Through case studies, Kogan defined critical issues, including coercive control and sexual exploitation, and shared the stages, signs, and long-term effects of grooming, as well as trauma reactions.  

“Ninety percent of child victims know their abuser – we are no longer speaking about stranger danger,” Kogan explained, adding, “These are individuals that are in our children’s trust circle, our trust circle.” This includes babysitters, youth group leaders, and people in the helping professionals who are harming our children. 

Protecting children from grooming includes teaching children proper names of body parts, allowing children to say “no” to being hugged, and talking to children about the importance of not keeping secrets. 

Cognitive, physical, and emotional trauma reactions can begin immediately or until later in life. Because the pain is suppressed, symptoms or emotions may appear that they’re not ready to deal with. In response to their trauma, victims may become aggressive, confused, distrust people, overeat, feel dirty, depressed, afraid, have poor impulse control, and other reactions. 

Mor Ben Simchon Lipin, a Social Worker and expert in treating complex post-trauma, presented Beit Ruth’s pioneering methodology and treatment of teenage girls who are provided protection and care, as well as an education, therapy, and programs and services that change the course of their lives.  

 Speaking about the lack of attention abused and neglected girls receive, Lipin explained that girls become desperate to escape abuse – they may begin to live on the streets, engage in unsafe sexual behavior, attempt suicide, and abuse drugs and alcohol.  

 “These behaviors,” she said, “produce deeper and deeper trauma, and this is key – a person who doesn’t understand that these behaviors are responses to abuse and are cries for help – blame and accuse girls of acting out in inappropriate ways.” 

 Dr.
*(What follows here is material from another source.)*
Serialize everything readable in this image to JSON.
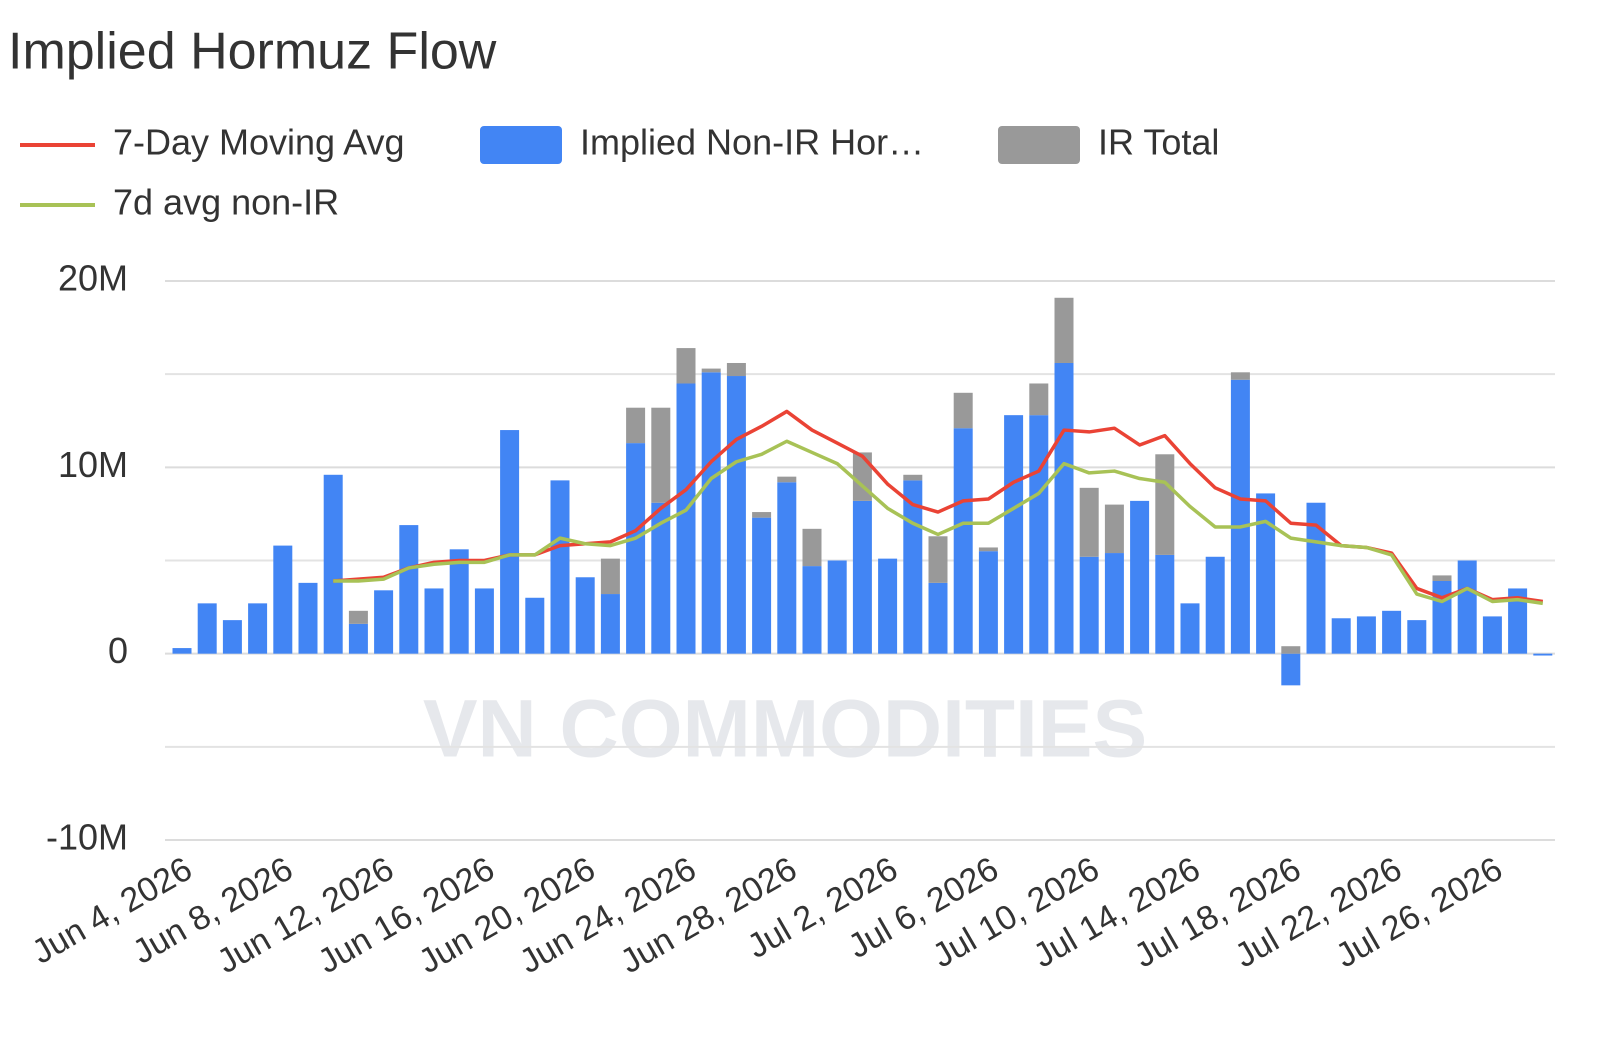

Shachar Re’em, Director of Golda Meir MASHAV Carmel International Training Center, shared the Center’s prevention, treatment, and rehabilitation content and methodology for combating gender-based violence, domestic violence, and human trafficking. MASHAV has provided training to more than 600 government officials, NGOs, psychologists, psychotherapists, lawyers, judges, police officers, activities, social workers, health care professionals, and activists from 147 countries. 

 Also joining the panel was Rabbi Menachem Creditor, the Pearl & Ira Meyer Scholar in Residence with UJA-Federation New York. While acknowledging that as a man he cannot truly understand what girls and women experience solely on the basis of their gender, Creditor stressed the imperative for a communal response within and outside of the Jewish community, and that men have an essential responsibility to be allies in the fight against gender-based violence. 

“Judaism demands the absolute rejection of all forms of abuse and demands that we do everything in our power to protect our children from abuse,” Creditor said. “Abuse does happen in Jewish families – physical and verbal and emotional abuse happens in Jewish families and way too often, the Jewish community colludes to continue the abuse.” 

 The Jewish community’s responsibility to end gender-based violence, he noted, includes believing women and children; place information about safety resources in safe spaces and public view; and to fund and make mandatory, training about abuse to Jewish communal professionals. 

“Wherever we are in the world,” Burenstein added, “we can all be part of the fight and the solution to end violence against girls and young women.”